In the best of company your uniqueness, your talent, and the power within you will be encouraged, respected, and deeply valued.

But, some will try to exploit, ignore, or squelch you, and do so often in the “nicest” of ways, and even in the name of God.

Don’t cooperate. Not ever. Not for money, fame, recognition, or even to belong.

Stay out of control.

Arm yourself by chasing education (the only thing worth chasing), rejecting the foolish, pervasive belief that beauty is skin deep. Use your strong voice as early, quickly, and as loudly as possible.

Stand up for yourself.

Speak up.

Express your views. Don’t hold back.

Do it now so it becomes a way of life.

October 6, 2020

I (just) want to be happy…….

by Rod Smith

“I just want to be happy.” 

I hear it over and over again, often whimpered, as if happiness searches some people out and not others, or, as if it is some sort of award that may descend upon a person who is in the right place at the right time.
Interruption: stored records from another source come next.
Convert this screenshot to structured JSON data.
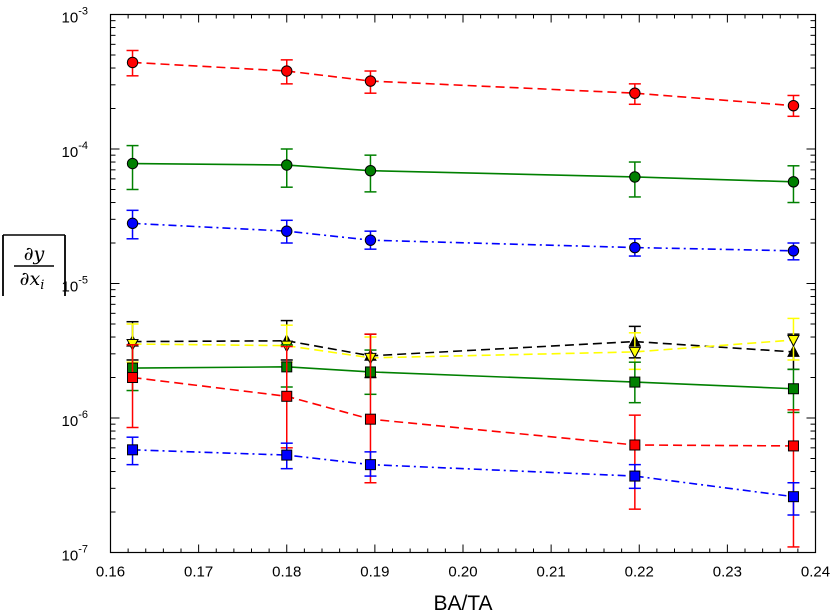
{
  "chart_data": {
    "type": "line",
    "title": "",
    "xlabel": "BA/TA",
    "ylabel": {
      "num_partial": "∂",
      "num_var": "y",
      "den_partial": "∂",
      "den_var": "x",
      "den_sub": "i"
    },
    "xlim": [
      0.16,
      0.24
    ],
    "ylim": [
      1e-07,
      0.001
    ],
    "yscale": "log",
    "grid": false,
    "legend": "none",
    "x": [
      0.1625,
      0.18,
      0.1895,
      0.2195,
      0.2375
    ],
    "xticks": [
      "0.16",
      "0.17",
      "0.18",
      "0.19",
      "0.20",
      "0.21",
      "0.22",
      "0.23",
      "0.24"
    ],
    "yticks": [
      {
        "base": "10",
        "exp": "-7"
      },
      {
        "base": "10",
        "exp": "-6"
      },
      {
        "base": "10",
        "exp": "-5"
      },
      {
        "base": "10",
        "exp": "-4"
      },
      {
        "base": "10",
        "exp": "-3"
      }
    ],
    "series": [
      {
        "marker": "circle",
        "color": "#ff0000",
        "dash": "dashed",
        "values": [
          0.00044,
          0.00038,
          0.00032,
          0.00026,
          0.00021
        ],
        "lower": [
          0.00035,
          0.000305,
          0.00026,
          0.000215,
          0.000175
        ],
        "upper": [
          0.00054,
          0.00046,
          0.00038,
          0.000305,
          0.00025
        ]
      },
      {
        "marker": "circle",
        "color": "#008000",
        "dash": "solid",
        "values": [
          7.8e-05,
          7.6e-05,
          6.9e-05,
          6.2e-05,
          5.7e-05
        ],
        "lower": [
          5e-05,
          5.2e-05,
          4.8e-05,
          4.4e-05,
          4e-05
        ],
        "upper": [
          0.000106,
          0.0001,
          9e-05,
          8e-05,
          7.5e-05
        ]
      },
      {
        "marker": "circle",
        "color": "#0000ff",
        "dash": "dashdot",
        "values": [
          2.8e-05,
          2.45e-05,
          2.1e-05,
          1.85e-05,
          1.75e-05
        ],
        "lower": [
          2.15e-05,
          2e-05,
          1.8e-05,
          1.6e-05,
          1.5e-05
        ],
        "upper": [
          3.5e-05,
          2.95e-05,
          2.45e-05,
          2.15e-05,
          2e-05
        ]
      },
      {
        "marker": "triangle-up",
        "color": "#000000",
        "dash": "dashed",
        "values": [
          3.7e-06,
          3.75e-06,
          2.9e-06,
          3.7e-06,
          3.1e-06
        ],
        "lower": [
          2.7e-06,
          2.7e-06,
          2e-06,
          2.8e-06,
          2.3e-06
        ],
        "upper": [
          5.2e-06,
          5.3e-06,
          4.2e-06,
          4.8e-06,
          4.2e-06
        ]
      },
      {
        "marker": "triangle-down",
        "color": "#ffff00",
        "dash": "dashed",
        "values": [
          3.55e-06,
          3.45e-06,
          2.8e-06,
          3.1e-06,
          3.8e-06
        ],
        "lower": [
          2.6e-06,
          2.6e-06,
          2.1e-06,
          2.3e-06,
          2.7e-06
        ],
        "upper": [
          5e-06,
          4.9e-06,
          4e-06,
          4.3e-06,
          5.5e-06
        ]
      },
      {
        "marker": "square",
        "color": "#008000",
        "dash": "solid",
        "values": [
          2.35e-06,
          2.4e-06,
          2.2e-06,
          1.85e-06,
          1.65e-06
        ],
        "lower": [
          1.6e-06,
          1.7e-06,
          1.5e-06,
          1.3e-06,
          1.1e-06
        ],
        "upper": [
          3.5e-06,
          3.5e-06,
          3.2e-06,
          2.6e-06,
          2.3e-06
        ]
      },
      {
        "marker": "square",
        "color": "#ff0000",
        "dash": "dashed",
        "values": [
          2e-06,
          1.45e-06,
          9.8e-07,
          6.3e-07,
          6.2e-07
        ],
        "lower": [
          8.5e-07,
          6e-07,
          3.3e-07,
          2.1e-07,
          1.1e-07
        ],
        "upper": [
          3.5e-06,
          3.4e-06,
          4.2e-06,
          1.05e-06,
          1.15e-06
        ]
      },
      {
        "marker": "square",
        "color": "#0000ff",
        "dash": "dashdot",
        "values": [
          5.8e-07,
          5.3e-07,
          4.5e-07,
          3.7e-07,
          2.6e-07
        ],
        "lower": [
          4.5e-07,
          4.2e-07,
          3.7e-07,
          3e-07,
          1.9e-07
        ],
        "upper": [
          7.2e-07,
          6.5e-07,
          5.6e-07,
          4.5e-07,
          3.3e-07
        ]
      }
    ]
  }
}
It’s uttered as if happiness is being doled to some and not to others.  

Happiness has no victims.

You have more chance of being struck by lightning than you have being struck by happiness.

Happiness is a by-product, not a goal. 

It grows, emerges, unravels, out of purposeful living. 

Happiness is out of the control of the rich and powerful. That is surely obvious. You may have noticed its penchant for playing hide and seek with the rich and powerful. 

It’s yours when you fight and win the good fight over trying to be happy. 

It’s yours when you engage purposes greater than yourself, your pleasures, and appetites. 

The road to happiness is often paved with difficulty and things you may think will never deliver any joy. 

It hides from the lazy, the self-indulgent, the entitled, the spoiled, the whiner. It tends to embrace those seeking justice and authenticity and doing what is good and right by others.

Ironically happiness often escapes the rich and arrogant, but makes its home with the poor, the humble, and the rich and humble. Oddly, it’s one thing that doesn’t, “follow the money.”

October 4, 2020

For thinking this week…….

by Rod Smith

I invite you to think about the following this week. Respond, please, offering your ideas: 

There is beauty and brutality interwoven in every individual life and into every family. Thankfully the everpresent beauty – if you have eyes for it – softens the brutality making it easier to bear.

Forgive everyone everything everytime. But, know what to forgive and to remember. Know what to forget. Remembering can become a guide so past hurtful situations are not repeated. 

Most of us have more possessions than we need. Decide what to keep and treasure and what to give away or sell. A move or two will help most people evaluate what things are worth keeping. This is not really about stuff. It’s about a mindset of simplification, it’s about shredding and shedding. In survival mode we tend to hold onto far more than we need.   

You and I, whatever our age, are getting older. We have options about how we will adjust and what kind of people we will be as this occurs. If we are gracious we will be less inclined to feel entitled and discover a growing and greater sense of gratitude for the way things are, the way things have been, and the joy that awaits us in our advancing years.